Fleeced: A Regan Reilly Mystery
Regan Reilly is at it again. While visiting her parents in New York City, the Los Angeles-based PI becomes embroiled in a murder investigation at an old Gramercy Park social institution, the Settlers Club. Two of its most esteemed members die on the same day, in separate circumstances --- one of natural causes, the other in an innocent household mishap. Or did they? When several million dollars worth of diamonds, which were to be pledged to the club, turn up missing at the same time, the club's president, Thomas Pilsner, calls foul play. Then he calls his old friend Regan Reilly to look into the suspicious deaths.
In her fifth Regan Reilly mystery, author Carol Higgins Clark demonstrates her mastery at inserting red herrings and false leads, sending the reader chasing the solution down dead-end avenues. The list of suspects is long and colorful: unique characters from a matchmaking service and an adjacent butlering school, both housed on the club's upper floors, a sometime actress, an eccentric movie producer and his entourage, and a couple of flimflam artists.
Central to the story, and the club's image, is a pair of stuffed sheep, Dolly and Bah-Bah, names reminiscent of Lillian Jackson Brown's Siamese cats KoKo and Yum-Yum. It's easy to draw parallels between Brown's sleuth Jim Qwilleran, with a Q-w, and Clark's Regan Reilly, too. Both are quirky personalities unraveling mysteries that cry out at the end for the next case to come along. Both solve improbable cases with unconventional methods using implausible resources. But, unlike her counterpart in crime solving, PI Reilly exhibits an amplitude of adolescence. She may have achieved adulthood chronologically, but her thoughts and actions bespeak a more childlike person. Unfortunately, the rest of the cast isn't nearly as mature.

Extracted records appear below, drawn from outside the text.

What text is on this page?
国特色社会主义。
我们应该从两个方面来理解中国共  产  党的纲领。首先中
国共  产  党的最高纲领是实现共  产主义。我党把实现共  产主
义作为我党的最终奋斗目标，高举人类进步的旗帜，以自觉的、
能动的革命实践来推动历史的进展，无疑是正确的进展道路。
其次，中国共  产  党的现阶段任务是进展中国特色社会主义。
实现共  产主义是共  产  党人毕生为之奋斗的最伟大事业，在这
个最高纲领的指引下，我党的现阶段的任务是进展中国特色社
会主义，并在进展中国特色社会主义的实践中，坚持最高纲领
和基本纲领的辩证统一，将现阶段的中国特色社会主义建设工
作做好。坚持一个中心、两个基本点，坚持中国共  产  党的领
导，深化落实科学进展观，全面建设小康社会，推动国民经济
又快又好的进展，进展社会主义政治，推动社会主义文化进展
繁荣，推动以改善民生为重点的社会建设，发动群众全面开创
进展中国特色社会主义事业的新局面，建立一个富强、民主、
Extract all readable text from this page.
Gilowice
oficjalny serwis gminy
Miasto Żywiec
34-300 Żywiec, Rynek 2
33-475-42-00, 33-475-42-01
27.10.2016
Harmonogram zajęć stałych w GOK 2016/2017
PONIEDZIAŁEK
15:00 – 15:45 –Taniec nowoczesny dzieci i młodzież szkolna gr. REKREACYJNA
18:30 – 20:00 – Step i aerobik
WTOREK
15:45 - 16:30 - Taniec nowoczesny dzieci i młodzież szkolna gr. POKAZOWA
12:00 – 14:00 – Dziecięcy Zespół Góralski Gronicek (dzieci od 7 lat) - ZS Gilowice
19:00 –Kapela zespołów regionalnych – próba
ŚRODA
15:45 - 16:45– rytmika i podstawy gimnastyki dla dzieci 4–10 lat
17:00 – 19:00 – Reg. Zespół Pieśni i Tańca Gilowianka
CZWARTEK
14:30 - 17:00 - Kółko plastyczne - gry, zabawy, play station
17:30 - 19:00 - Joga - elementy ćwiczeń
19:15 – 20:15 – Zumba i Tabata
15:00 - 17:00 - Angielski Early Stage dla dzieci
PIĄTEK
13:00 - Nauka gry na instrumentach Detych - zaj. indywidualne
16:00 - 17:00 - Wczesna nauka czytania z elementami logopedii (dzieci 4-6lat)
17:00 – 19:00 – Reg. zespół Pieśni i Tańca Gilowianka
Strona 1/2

In FLEECED, the emphasis seems to be on catchy names and saccharine sentiment. The myriad characters often engage in overly dramatic gestures, putting the reader in mind of the silent films of the '20s. In the end, the conclusion is unsatisfying. The wrap-up scene is slapstick on paper.
I don't know about others in the Regan Reilly series, but FLEECED is a perfect example of "beach reading." If you like simple plots and ultra light reading, this is a five-star book. If your tastes, like mine, gravitate towards more substance, you may want to consider something more stimulating.